Popper, Karl R.. The Open Society and Its Enemies (Princeton Classics) . Princeton University Press. Kindle Edition. 

Perhaps Plato's most famous dictum.  The problem with Democracy, says Plato, is that the ignorant often choose the foolish or evil to rule, as we in the US have seen.  One trouble with Plato's solution is that not only do all known  totalitarian systems do at least as poorly in "choosing" leaders, they also make it virtually impossible to remove those foolish and evil rulers.

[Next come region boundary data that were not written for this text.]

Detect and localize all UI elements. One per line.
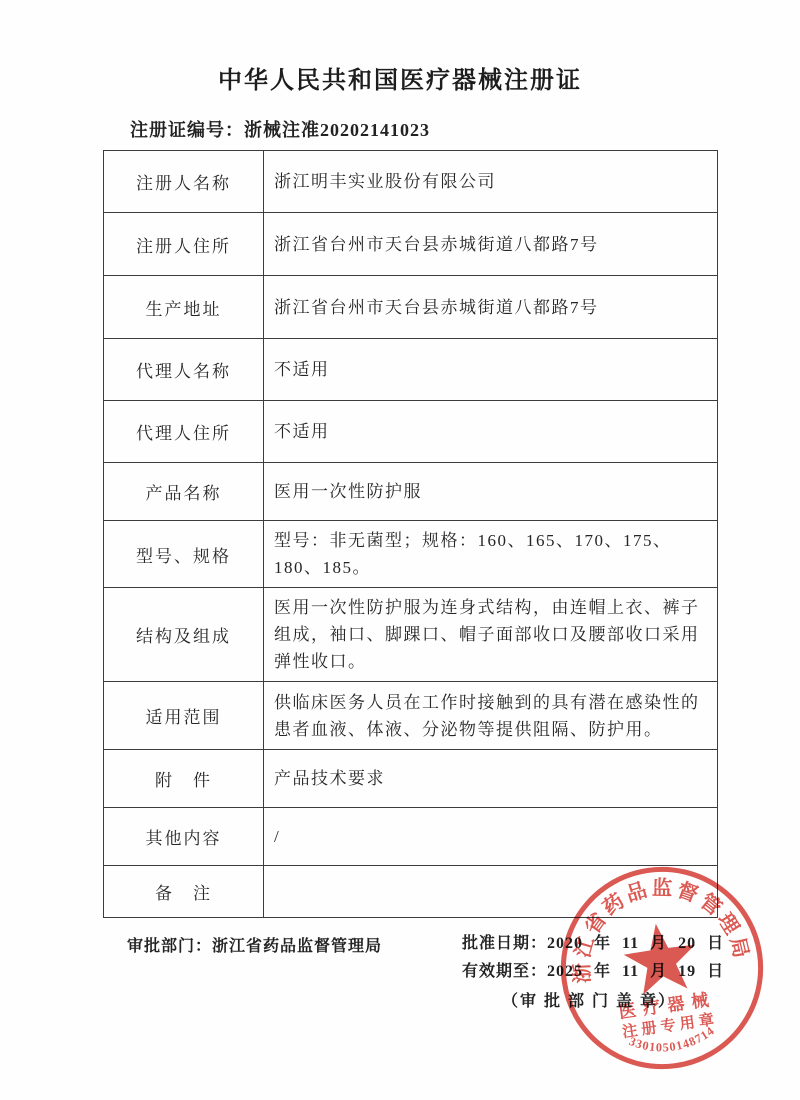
row-label: 型号、规格 [104,521,264,588]
certificate-page: 中华人民共和国医疗器械注册证 注册证编号：浙械注准20202141023 注册人… [0,0,800,1100]
table-row: 生产地址 浙江省台州市天台县赤城街道八都路7号 [104,276,718,339]
footer-dates: 批准日期：2020 年 11 月 20 日 有效期至：2025 年 11 月 1… [462,930,724,986]
table-row: 注册人住所 浙江省台州市天台县赤城街道八都路7号 [104,213,718,276]
row-value: 医用一次性防护服为连身式结构，由连帽上衣、裤子组成，袖口、脚踝口、帽子面部收口及… [264,588,718,682]
approval-date: 批准日期：2020 年 11 月 20 日 [462,930,724,958]
row-value: 浙江明丰实业股份有限公司 [264,151,718,213]
table-row: 注册人名称 浙江明丰实业股份有限公司 [104,151,718,213]
row-label: 注册人名称 [104,151,264,213]
row-value: 浙江省台州市天台县赤城街道八都路7号 [264,276,718,339]
seal-inner-line2: 注册专用章 [621,1010,719,1041]
row-value: 供临床医务人员在工作时接触到的具有潜在感染性的患者血液、体液、分泌物等提供阻隔、… [264,682,718,750]
approval-department: 审批部门：浙江省药品监督管理局 [127,933,382,956]
seal-number: 3301050148714 [625,1022,719,1060]
row-value: 不适用 [264,339,718,401]
row-label: 代理人名称 [104,339,264,401]
row-label: 附 件 [104,750,264,808]
row-label: 备 注 [104,866,264,918]
row-label: 产品名称 [104,463,264,521]
row-value: 产品技术要求 [264,750,718,808]
row-label: 生产地址 [104,276,264,339]
row-value [264,866,718,918]
certificate-table: 注册人名称 浙江明丰实业股份有限公司 注册人住所 浙江省台州市天台县赤城街道八都… [103,150,718,918]
row-value: 浙江省台州市天台县赤城街道八都路7号 [264,213,718,276]
row-label: 注册人住所 [104,213,264,276]
row-label: 其他内容 [104,808,264,866]
row-label: 适用范围 [104,682,264,750]
row-value: 医用一次性防护服 [264,463,718,521]
seal-note: （审 批 部 门 盖 章） [502,988,676,1011]
valid-until-date: 有效期至：2025 年 11 月 19 日 [462,958,724,986]
row-value: / [264,808,718,866]
page-title: 中华人民共和国医疗器械注册证 [0,60,800,95]
table-row: 代理人名称 不适用 [104,339,718,401]
row-label: 代理人住所 [104,401,264,463]
table-row: 代理人住所 不适用 [104,401,718,463]
table-row: 备 注 [104,866,718,918]
row-value: 型号：非无菌型；规格：160、165、170、175、180、185。 [264,521,718,588]
table-row: 附 件 产品技术要求 [104,750,718,808]
table-row: 其他内容 / [104,808,718,866]
table-row: 结构及组成 医用一次性防护服为连身式结构，由连帽上衣、裤子组成，袖口、脚踝口、帽… [104,588,718,682]
row-value: 不适用 [264,401,718,463]
svg-text:3301050148714: 3301050148714 [625,1022,719,1060]
table-row: 型号、规格 型号：非无菌型；规格：160、165、170、175、180、185… [104,521,718,588]
registration-number: 注册证编号：浙械注准20202141023 [130,116,430,142]
table-row: 适用范围 供临床医务人员在工作时接触到的具有潜在感染性的患者血液、体液、分泌物等… [104,682,718,750]
table-row: 产品名称 医用一次性防护服 [104,463,718,521]
row-label: 结构及组成 [104,588,264,682]
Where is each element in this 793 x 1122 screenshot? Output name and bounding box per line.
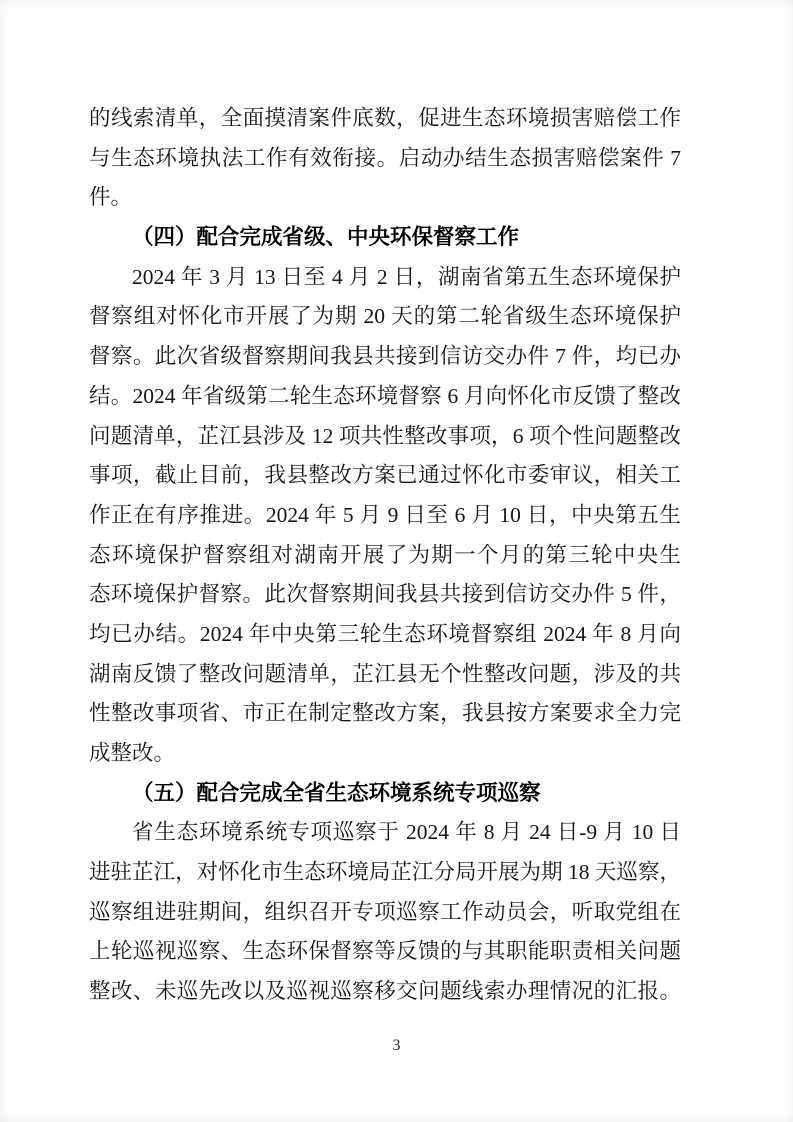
- text-line: 进驻芷江，对怀化市生态环境局芷江分局开展为期 18 天巡察，: [89, 853, 681, 893]
- text-line: 督察。此次省级督察期间我县共接到信访交办件 7 件，均已办: [89, 337, 681, 377]
- page-number: 3: [393, 1037, 401, 1054]
- text-line: 成整改。: [89, 734, 681, 774]
- text-line: 性整改事项省、市正在制定整改方案，我县按方案要求全力完: [89, 694, 681, 734]
- text-line: 均已办结。2024 年中央第三轮生态环境督察组 2024 年 8 月向: [89, 615, 681, 655]
- text-line: 省生态环境系统专项巡察于 2024 年 8 月 24 日-9 月 10 日: [89, 813, 681, 853]
- text-line: 态环境保护督察。此次督察期间我县共接到信访交办件 5 件，: [89, 575, 681, 615]
- text-line: 湖南反馈了整改问题清单，芷江县无个性整改问题，涉及的共: [89, 655, 681, 695]
- section-heading: （五）配合完成全省生态环境系统专项巡察: [89, 774, 681, 814]
- text-line: 问题清单，芷江县涉及 12 项共性整改事项，6 项个性问题整改: [89, 417, 681, 457]
- text-content: 的线索清单，全面摸清案件底数，促进生态环境损害赔偿工作与生态环境执法工作有效衔接…: [89, 99, 681, 1012]
- text-line: 结。2024 年省级第二轮生态环境督察 6 月向怀化市反馈了整改: [89, 377, 681, 417]
- text-line: 上轮巡视巡察、生态环保督察等反馈的与其职能职责相关问题: [89, 932, 681, 972]
- document-page: 的线索清单，全面摸清案件底数，促进生态环境损害赔偿工作与生态环境执法工作有效衔接…: [0, 0, 793, 1122]
- text-line: 整改、未巡先改以及巡视巡察移交问题线索办理情况的汇报。: [89, 972, 681, 1012]
- text-line: 2024 年 3 月 13 日至 4 月 2 日，湖南省第五生态环境保护: [89, 258, 681, 298]
- text-line: 的线索清单，全面摸清案件底数，促进生态环境损害赔偿工作: [89, 99, 681, 139]
- text-line: 态环境保护督察组对湖南开展了为期一个月的第三轮中央生: [89, 536, 681, 576]
- section-heading: （四）配合完成省级、中央环保督察工作: [89, 218, 681, 258]
- text-line: 督察组对怀化市开展了为期 20 天的第二轮省级生态环境保护: [89, 297, 681, 337]
- text-line: 作正在有序推进。2024 年 5 月 9 日至 6 月 10 日，中央第五生: [89, 496, 681, 536]
- text-line: 与生态环境执法工作有效衔接。启动办结生态损害赔偿案件 7: [89, 139, 681, 179]
- page-number-footer: 3: [0, 1034, 793, 1058]
- text-line: 事项，截止目前，我县整改方案已通过怀化市委审议，相关工: [89, 456, 681, 496]
- text-line: 巡察组进驻期间，组织召开专项巡察工作动员会，听取党组在: [89, 893, 681, 933]
- text-line: 件。: [89, 178, 681, 218]
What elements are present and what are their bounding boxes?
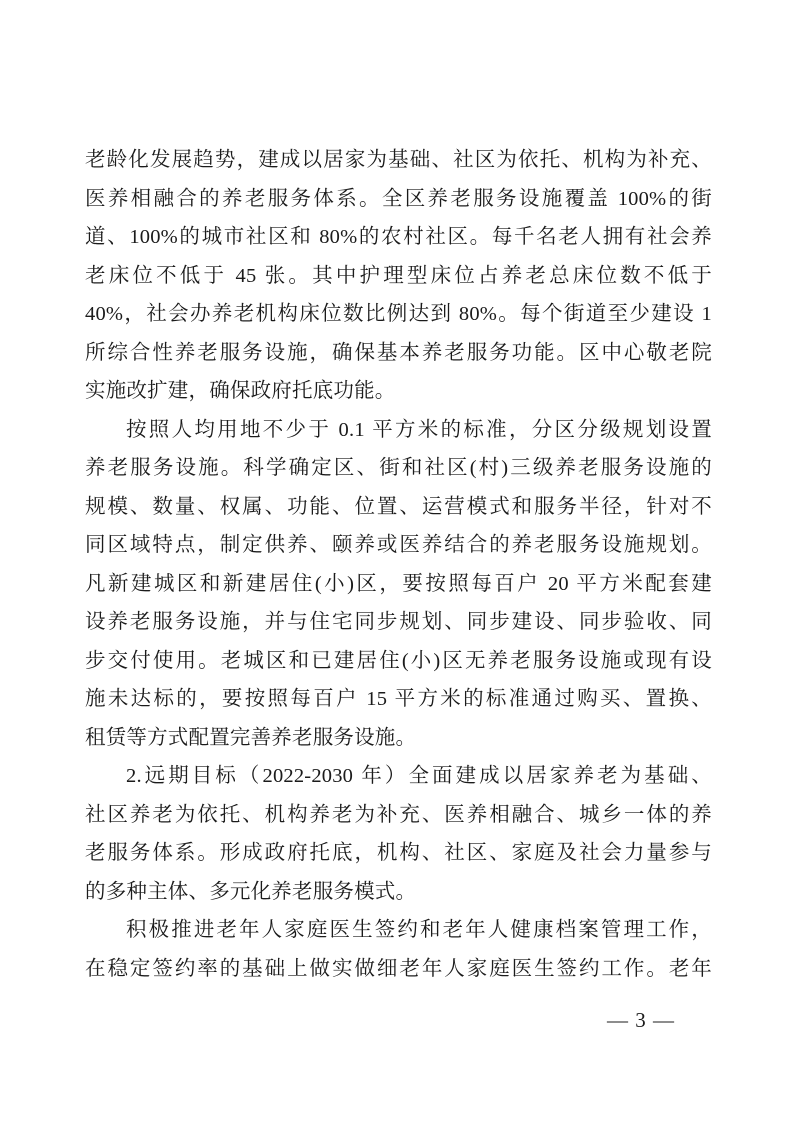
text-line: 老服务体系。形成政府托底，机构、社区、家庭及社会力量参与 (85, 834, 712, 873)
text-line: 设养老服务设施，并与住宅同步规划、同步建设、同步验收、同 (85, 603, 712, 642)
text-line: 道、100%的城市社区和 80%的农村社区。每千名老人拥有社会养 (85, 218, 712, 257)
text-line: 老床位不低于 45 张。其中护理型床位占养老总床位数不低于 (85, 257, 712, 296)
text-line: 2.远期目标（2022-2030 年）全面建成以居家养老为基础、 (85, 757, 712, 796)
text-line: 积极推进老年人家庭医生签约和老年人健康档案管理工作， (85, 911, 712, 950)
text-line: 40%，社会办养老机构床位数比例达到 80%。每个街道至少建设 1 (85, 295, 712, 334)
text-line: 同区域特点，制定供养、颐养或医养结合的养老服务设施规划。 (85, 526, 712, 565)
text-line: 养老服务设施。科学确定区、街和社区(村)三级养老服务设施的 (85, 449, 712, 488)
text-line: 租赁等方式配置完善养老服务设施。 (85, 719, 712, 758)
text-line: 施未达标的，要按照每百户 15 平方米的标准通过购买、置换、 (85, 680, 712, 719)
text-line: 步交付使用。老城区和已建居住(小)区无养老服务设施或现有设 (85, 642, 712, 681)
text-line: 所综合性养老服务设施，确保基本养老服务功能。区中心敬老院 (85, 334, 712, 373)
text-line: 按照人均用地不少于 0.1 平方米的标准，分区分级规划设置 (85, 411, 712, 450)
page-number: — 3 — (607, 1004, 675, 1036)
text-line: 老龄化发展趋势，建成以居家为基础、社区为依托、机构为补充、 (85, 141, 712, 180)
text-line: 医养相融合的养老服务体系。全区养老服务设施覆盖 100%的街 (85, 180, 712, 219)
text-line: 规模、数量、权属、功能、位置、运营模式和服务半径，针对不 (85, 488, 712, 527)
text-line: 实施改扩建，确保政府托底功能。 (85, 372, 712, 411)
text-line: 在稳定签约率的基础上做实做细老年人家庭医生签约工作。老年 (85, 950, 712, 989)
document-page: 老龄化发展趋势，建成以居家为基础、社区为依托、机构为补充、医养相融合的养老服务体… (0, 0, 793, 1122)
text-line: 凡新建城区和新建居住(小)区，要按照每百户 20 平方米配套建 (85, 565, 712, 604)
body-text: 老龄化发展趋势，建成以居家为基础、社区为依托、机构为补充、医养相融合的养老服务体… (85, 141, 712, 988)
text-line: 社区养老为依托、机构养老为补充、医养相融合、城乡一体的养 (85, 796, 712, 835)
text-line: 的多种主体、多元化养老服务模式。 (85, 873, 712, 912)
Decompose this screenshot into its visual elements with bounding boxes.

For even those who share this assumption of Plato’s admit that political rulers are not always sufficiently ‘good’ or ‘wise’ (we need not worry about the precise meaning of these terms), and that it is not at all easy to get a government on whose goodness and wisdom one can implicitly rely. If that is granted, then we must ask whether political thought should not face from the beginning the possibility of bad government; whether we should not prepare for the worst leaders, and hope for the best. But this leads to a new approach to the problem of politics, for it forces us to replace the question: Who should rule? by the new2 question: How can we so organize political institutions that bad or incompetent rulers can be prevented from doing too much damage?

Popper, Karl R.. The Open Society and Its Enemies (Princeton Classics) . Princeton University Press. Kindle Edition. 

Plato's solution, a thoroughly brainwashed ruling caste, has failed, notably in the Communist countries.  Of course we know a lot more about human nature and human instincts now than Plato (or Marx) did, so it is not too hard to see why such system failures are inevitable - for people.  They seem to work OK for ants and honeybees.

One of Popper's great bugaboos is "historicism, " which seems to mean identifying some desired political state with the supposedly ineluctable workings of historical forces.  Popper makes his own historical error, I think, of identifying totalitarianism with tribalism.  I don't think that this is good anthropology.

One of the most powerful critiques of Plato by Popper is his charge of dishonesty.  Plato's utopian schemes, says Popper, systematically ignore critiques that were well known to him, as he puts those arguments into the mouths of the dim and unpleasant.  Interestingly, Bertrand Russell's History of Western Philosophy, which seems to have been published nearly simultaneously, makes the same accusation.